The lot (or meadow) in front of the Ford building, in particular, had so many birds wheeling and swooping above it that I stopped to watch, and also spotted butterflies and a ladybug that zoomed past my hand to land on the bag of allergy medication I always carry whenever I go somewhere to eat. (I moved it over to the hedge I was standing next to and waited for it to jump off.) A bit later in the walk I started to notice bird songs, and something I couldn’t quite identify as a very loud cricket, a frog, or just a gravelly-voiced bird.

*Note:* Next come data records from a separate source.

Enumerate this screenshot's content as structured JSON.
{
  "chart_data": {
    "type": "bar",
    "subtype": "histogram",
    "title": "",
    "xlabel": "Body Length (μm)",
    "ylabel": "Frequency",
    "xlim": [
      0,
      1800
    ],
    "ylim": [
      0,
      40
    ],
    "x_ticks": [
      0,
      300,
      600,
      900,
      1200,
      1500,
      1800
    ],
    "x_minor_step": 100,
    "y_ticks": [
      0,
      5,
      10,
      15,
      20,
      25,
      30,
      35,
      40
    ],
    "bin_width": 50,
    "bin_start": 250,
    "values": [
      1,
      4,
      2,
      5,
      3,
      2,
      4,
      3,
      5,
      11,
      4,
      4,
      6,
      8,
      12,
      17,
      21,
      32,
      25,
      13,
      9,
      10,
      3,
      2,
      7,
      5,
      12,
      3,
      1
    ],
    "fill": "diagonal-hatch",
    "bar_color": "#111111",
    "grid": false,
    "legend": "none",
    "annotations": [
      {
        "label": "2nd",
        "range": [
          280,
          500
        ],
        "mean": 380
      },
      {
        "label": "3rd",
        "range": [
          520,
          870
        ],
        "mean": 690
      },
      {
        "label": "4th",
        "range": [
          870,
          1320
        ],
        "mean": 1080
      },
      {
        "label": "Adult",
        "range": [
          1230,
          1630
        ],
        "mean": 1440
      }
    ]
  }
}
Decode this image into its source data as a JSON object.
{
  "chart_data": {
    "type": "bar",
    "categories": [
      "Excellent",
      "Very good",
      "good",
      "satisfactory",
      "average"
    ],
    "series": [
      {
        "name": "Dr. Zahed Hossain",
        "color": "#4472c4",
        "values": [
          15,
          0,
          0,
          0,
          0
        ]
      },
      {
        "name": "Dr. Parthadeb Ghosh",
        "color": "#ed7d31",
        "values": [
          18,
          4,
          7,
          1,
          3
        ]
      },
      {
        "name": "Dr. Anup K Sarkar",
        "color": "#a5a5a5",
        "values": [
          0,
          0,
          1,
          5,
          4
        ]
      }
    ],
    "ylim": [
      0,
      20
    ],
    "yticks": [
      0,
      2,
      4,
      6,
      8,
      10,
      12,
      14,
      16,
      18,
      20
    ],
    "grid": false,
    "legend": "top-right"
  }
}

Not all the empty lots look like this. The one nearest the building where I work is, at this very moment, being reduced to stubble by some guy on a power mower.

A Tale of Three OCs

Well, the office is closed today for the company Christmas party, which for the first time in several years I’m not attending. (It’s out on an Indian casino/resort, and with our usual Dec. 24 holiday being unnecessary, they moved it around so people could beat the traffic.) But since alenxa’s office isn’t, and we only have one car, I had to get up early anyway.

I decided, on a whim, to go exploring a bit. I’ve recently developed an interest in local geography and trying to associate what landforms I can see at a distance with actual locations I can stand on or point to on a map. So I headed toward the mountains, looking for a way past Foothill Ranch. I didn’t make it up into the mountains, but I did find a beautiful drive through what I think was Trabuco Canyon, with twisty, oak-lined back roads, semi-isolated feed stores, random diners in the middle of nowhere, clear views of the mountains—all just a few miles outside my usual haunts.

It made me realize there are actually three Orange Counties: North County (flat and urban), South County (hilly and willfully suburban), and the canyons (willfully rural), which for some reason I’d been including in South County in my mental demographic map.

We’re definitely going to have to explore this further.

Old Town, New Town

Ever since I found out there was actually an area called “Old Town Irvine,” I’ve found the idea somewhere between funny, pretentious, and oxymoronic. Looking at nearby cities, we have Old Town Orange, a collection of streets with shop buildings dating back to the late 1800s or early 1900s, centered around an actual traffic circle. The place could have been the model for Disneyland’s Main Street. There’s Old Town Tustin, another collection of streets with shops going back to the late 1800s or early 1900s, with contemporary houses nearby for good measure.

Then, there’s Old Town Irvine, a couple of barns that have been converted into restaurants and a motel. Why? Because there effectively is no Old Town Irvine — it sprang whole from a designer’s master plan in the late 1960s. Most people assume UCI is named after the city, but it actually predates the city of Irvine. Both were named after the Irvine Ranch (or possibly the Irvine Company or the Irvine family — all three are tied together) on which they were built. Maybe 50 years from now there really will be an “old town” — and it’ll probably be Northwood or Woodbridge or something. But the name will already have been trademarked by the shopping center, so they won’t be able to use it.